Opponents of the tunnel project insist more freeway building is the wrong solution to Southern California’s traffic congestion. They want multi-modal, fiscally and environmentally responsible projects that give people travel options. “Construction of additional roadway lanes has traditionally been the most common congestion relief strategy used by transportation authorities. However, decades of research has demonstrated that expanding highways does not relieve congestion,” says the No 710 Action Committee petition to Governor Jerry Brown, which has now collected more than 1900 signatures.

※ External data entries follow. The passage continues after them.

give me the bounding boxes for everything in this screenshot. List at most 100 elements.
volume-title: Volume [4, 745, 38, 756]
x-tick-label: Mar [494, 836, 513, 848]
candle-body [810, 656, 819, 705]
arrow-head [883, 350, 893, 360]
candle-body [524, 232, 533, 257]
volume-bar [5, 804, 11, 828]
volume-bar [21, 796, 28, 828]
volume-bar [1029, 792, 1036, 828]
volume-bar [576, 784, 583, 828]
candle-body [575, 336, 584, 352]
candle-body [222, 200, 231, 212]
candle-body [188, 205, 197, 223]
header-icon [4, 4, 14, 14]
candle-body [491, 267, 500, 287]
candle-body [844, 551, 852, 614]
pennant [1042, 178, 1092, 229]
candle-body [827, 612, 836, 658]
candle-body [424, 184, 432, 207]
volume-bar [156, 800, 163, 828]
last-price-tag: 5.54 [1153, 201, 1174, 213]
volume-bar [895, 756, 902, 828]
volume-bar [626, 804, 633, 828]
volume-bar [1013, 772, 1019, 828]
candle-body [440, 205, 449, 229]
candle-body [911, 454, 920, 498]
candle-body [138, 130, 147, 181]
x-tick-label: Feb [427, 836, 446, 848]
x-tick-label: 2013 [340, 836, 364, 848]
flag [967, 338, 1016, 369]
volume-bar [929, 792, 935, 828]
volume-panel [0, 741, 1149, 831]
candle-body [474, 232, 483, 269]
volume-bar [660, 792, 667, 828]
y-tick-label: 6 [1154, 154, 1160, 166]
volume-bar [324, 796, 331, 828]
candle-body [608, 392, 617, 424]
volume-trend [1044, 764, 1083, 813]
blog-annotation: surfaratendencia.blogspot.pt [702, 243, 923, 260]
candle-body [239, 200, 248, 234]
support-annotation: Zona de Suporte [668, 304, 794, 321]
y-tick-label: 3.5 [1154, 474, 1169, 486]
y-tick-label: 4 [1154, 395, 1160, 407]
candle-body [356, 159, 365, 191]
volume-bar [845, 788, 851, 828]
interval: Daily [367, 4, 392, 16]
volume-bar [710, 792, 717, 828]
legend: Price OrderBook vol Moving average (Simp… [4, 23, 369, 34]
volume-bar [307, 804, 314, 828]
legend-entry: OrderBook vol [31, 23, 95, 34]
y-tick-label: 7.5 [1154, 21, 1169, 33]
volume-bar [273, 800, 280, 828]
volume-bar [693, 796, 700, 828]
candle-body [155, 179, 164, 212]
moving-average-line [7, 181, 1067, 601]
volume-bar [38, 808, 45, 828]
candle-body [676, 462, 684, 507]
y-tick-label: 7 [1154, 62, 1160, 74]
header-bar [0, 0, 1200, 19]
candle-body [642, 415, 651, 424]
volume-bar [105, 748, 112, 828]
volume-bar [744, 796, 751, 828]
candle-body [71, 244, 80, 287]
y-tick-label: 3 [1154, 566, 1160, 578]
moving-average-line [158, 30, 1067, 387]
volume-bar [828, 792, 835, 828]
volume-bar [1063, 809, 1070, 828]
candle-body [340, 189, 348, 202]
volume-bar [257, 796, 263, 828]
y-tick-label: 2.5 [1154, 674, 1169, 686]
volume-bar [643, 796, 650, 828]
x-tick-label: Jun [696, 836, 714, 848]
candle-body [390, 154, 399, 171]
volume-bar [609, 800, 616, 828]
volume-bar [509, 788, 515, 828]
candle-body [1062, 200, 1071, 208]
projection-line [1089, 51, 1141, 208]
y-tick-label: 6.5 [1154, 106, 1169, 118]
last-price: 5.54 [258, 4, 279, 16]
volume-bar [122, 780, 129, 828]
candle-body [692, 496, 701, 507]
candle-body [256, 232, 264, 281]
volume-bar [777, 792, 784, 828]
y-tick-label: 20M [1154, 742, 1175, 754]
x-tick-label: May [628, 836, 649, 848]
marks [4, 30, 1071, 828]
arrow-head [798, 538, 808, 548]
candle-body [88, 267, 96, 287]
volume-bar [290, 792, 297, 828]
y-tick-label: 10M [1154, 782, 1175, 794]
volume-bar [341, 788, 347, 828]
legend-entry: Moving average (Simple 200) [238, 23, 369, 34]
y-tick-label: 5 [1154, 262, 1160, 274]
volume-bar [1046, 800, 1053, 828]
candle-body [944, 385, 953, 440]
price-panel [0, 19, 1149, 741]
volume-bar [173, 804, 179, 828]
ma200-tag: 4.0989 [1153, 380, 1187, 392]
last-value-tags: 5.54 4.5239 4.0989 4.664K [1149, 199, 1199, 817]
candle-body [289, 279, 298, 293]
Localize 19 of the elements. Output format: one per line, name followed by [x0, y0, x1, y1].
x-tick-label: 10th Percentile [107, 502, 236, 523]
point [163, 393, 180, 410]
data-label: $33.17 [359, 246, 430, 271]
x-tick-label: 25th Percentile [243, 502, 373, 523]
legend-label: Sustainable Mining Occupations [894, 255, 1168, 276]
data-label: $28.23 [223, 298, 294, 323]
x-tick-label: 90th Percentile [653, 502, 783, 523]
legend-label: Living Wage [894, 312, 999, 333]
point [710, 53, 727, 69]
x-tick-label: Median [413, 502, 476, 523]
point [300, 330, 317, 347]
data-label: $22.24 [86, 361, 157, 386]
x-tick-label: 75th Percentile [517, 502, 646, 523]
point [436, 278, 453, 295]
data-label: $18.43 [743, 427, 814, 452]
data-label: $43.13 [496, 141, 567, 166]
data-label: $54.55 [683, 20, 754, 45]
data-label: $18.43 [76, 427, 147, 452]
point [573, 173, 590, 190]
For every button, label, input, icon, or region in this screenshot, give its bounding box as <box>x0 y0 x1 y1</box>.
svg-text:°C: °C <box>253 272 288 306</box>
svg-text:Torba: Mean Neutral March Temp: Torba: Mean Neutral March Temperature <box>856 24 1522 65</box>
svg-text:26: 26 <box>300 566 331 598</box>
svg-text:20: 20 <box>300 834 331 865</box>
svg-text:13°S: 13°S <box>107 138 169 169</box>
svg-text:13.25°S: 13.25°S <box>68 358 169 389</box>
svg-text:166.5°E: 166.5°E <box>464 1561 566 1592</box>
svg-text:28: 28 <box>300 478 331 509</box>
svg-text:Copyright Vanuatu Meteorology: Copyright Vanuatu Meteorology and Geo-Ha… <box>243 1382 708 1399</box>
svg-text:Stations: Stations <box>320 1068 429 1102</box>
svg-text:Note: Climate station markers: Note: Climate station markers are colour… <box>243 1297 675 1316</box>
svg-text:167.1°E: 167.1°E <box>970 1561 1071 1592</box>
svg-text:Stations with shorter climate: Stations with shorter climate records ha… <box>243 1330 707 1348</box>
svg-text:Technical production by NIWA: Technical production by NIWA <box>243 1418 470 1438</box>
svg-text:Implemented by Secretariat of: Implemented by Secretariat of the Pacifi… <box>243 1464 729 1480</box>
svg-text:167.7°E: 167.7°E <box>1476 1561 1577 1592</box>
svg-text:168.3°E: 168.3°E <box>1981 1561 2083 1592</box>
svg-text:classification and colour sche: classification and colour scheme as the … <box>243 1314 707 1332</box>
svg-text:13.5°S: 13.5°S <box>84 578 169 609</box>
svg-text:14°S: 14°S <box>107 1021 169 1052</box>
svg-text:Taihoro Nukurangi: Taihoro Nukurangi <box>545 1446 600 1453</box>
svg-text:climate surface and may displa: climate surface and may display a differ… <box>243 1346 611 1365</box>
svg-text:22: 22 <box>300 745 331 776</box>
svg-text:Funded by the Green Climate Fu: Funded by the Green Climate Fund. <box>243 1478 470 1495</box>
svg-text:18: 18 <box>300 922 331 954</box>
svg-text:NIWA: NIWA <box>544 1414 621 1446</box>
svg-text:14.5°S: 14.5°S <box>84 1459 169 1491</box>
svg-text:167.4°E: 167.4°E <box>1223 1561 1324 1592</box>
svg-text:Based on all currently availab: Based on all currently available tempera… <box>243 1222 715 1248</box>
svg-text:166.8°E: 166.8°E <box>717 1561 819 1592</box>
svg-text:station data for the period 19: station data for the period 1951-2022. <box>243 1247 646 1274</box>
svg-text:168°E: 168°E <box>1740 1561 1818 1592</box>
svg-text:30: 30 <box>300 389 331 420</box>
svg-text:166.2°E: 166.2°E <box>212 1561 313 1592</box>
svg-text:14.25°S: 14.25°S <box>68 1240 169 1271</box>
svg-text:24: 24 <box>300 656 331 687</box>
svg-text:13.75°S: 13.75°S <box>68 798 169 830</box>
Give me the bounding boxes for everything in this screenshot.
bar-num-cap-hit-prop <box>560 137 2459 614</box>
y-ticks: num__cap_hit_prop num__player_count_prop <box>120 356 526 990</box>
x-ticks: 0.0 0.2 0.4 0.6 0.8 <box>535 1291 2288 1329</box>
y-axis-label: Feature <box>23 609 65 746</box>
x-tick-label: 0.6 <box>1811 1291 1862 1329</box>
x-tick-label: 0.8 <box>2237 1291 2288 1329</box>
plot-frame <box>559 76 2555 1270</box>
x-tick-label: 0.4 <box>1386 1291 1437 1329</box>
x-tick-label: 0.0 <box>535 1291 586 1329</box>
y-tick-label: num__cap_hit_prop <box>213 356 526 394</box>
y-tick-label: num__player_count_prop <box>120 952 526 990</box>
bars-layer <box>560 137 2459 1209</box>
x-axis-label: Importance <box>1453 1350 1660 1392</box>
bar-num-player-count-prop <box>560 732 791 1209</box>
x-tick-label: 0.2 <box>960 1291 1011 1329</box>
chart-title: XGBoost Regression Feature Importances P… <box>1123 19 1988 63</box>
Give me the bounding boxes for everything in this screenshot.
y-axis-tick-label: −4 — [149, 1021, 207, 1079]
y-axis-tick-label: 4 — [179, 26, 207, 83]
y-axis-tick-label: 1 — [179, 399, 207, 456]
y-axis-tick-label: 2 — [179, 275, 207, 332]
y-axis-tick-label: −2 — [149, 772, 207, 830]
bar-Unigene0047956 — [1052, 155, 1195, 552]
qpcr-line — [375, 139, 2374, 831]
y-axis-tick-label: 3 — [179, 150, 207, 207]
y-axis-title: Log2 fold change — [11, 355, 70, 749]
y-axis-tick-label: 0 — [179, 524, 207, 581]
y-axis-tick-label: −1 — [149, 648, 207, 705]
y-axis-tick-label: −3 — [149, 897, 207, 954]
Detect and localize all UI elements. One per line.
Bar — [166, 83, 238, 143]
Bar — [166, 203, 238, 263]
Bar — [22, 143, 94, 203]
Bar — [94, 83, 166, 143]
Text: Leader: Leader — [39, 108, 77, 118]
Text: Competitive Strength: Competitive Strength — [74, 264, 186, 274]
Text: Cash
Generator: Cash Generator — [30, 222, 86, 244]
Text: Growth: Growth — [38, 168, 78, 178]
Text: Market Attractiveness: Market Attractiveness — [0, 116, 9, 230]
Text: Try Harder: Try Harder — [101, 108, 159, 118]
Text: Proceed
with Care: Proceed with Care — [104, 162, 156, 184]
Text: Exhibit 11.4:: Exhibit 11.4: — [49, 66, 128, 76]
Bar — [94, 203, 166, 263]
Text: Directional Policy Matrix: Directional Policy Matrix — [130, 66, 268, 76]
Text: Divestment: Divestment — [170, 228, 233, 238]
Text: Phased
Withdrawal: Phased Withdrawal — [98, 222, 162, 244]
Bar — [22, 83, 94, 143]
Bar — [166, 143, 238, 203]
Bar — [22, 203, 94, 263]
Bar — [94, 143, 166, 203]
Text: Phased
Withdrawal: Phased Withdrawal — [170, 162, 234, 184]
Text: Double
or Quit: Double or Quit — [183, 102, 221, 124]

Caltrans is “significantly out of step with best practice in the transportation field and with the state of California’s policy expectations,” according to a just-released independent review Governor Brown commissioned in May 2013. From SFGate, February 2:

…a highway department, rather than a transportation department, is exactly what Caltrans is right now, according to the report. The review calls for Caltrans to overhaul its mission and goals to align with the state’s changing demands. “Too many in the department understand the word (mobility) to mean “moving cars faster,” says the report, urging the department to focus more on the state’s interconnectivity and different systems of transportation for freight.

Shortly after this direct shot at an agency that is working somewhat behind the scenes with Metro on the 710 freeway extension, Metropolitan Transportation Agency senior staff associated with the 710 were summarily let go in a dramatic reshuffling. Streetsblog Los Angeles credits Glendale City Council member / MTA Board member Ara Najarian for getting the MTA Board to commission a review of the agency. The post goes on to say:

Questions about the future of the controversial 710 expansion project, which Metro refers to as the “710 Gap Closure” project and Streetsblog the “710 Big Dig”, has dominated the discussion of the shakeup. Three of the key figures in pushing the highway expansion project project despite its questionable value and political controversy, were among those let go: Failing, Moliere, and Metro Public Affairs Director Lynda Bybee.

The whole post, Reorganization or Shakeup? Change in Metro Staff Has Some Wondering About Highway Projects, is worth reading as major transportation projects are the talk of the region – from the 405 to the subway to the sea to the LAX People Mover to the 710…

Finally, those pushing to build more freeways in this region should take notes when Los Angeles Mayor Eric Garcetti talks. At Occidental College February 13 to discuss the future of transportation and development in Los Angeles, Garcetti said, “The old way of navigating the city no longer works.”

I certainly hope that the old way of pushing highway projects through neighborhoods that will be destroyed by them no longer works.

Joe from El Sereno taped the entire presentation, viewable here:

Takeaways: Garcetti mentioned that there are 27 levels of regional government and instead of a “separation of powers” it ends up as the “obliteration of power” – He mentioned the Los Angeles library system’s design program as a major success story while discussing Metro’s new architecture initiative. He lauded Atwater Village for its revitalized pedestrian street scene, and he discussed the LA River’s past and possible future. Worth watching, or if you just want to listen, Occidental College’s web feature Mayor’s Designs on the City has an audio recording.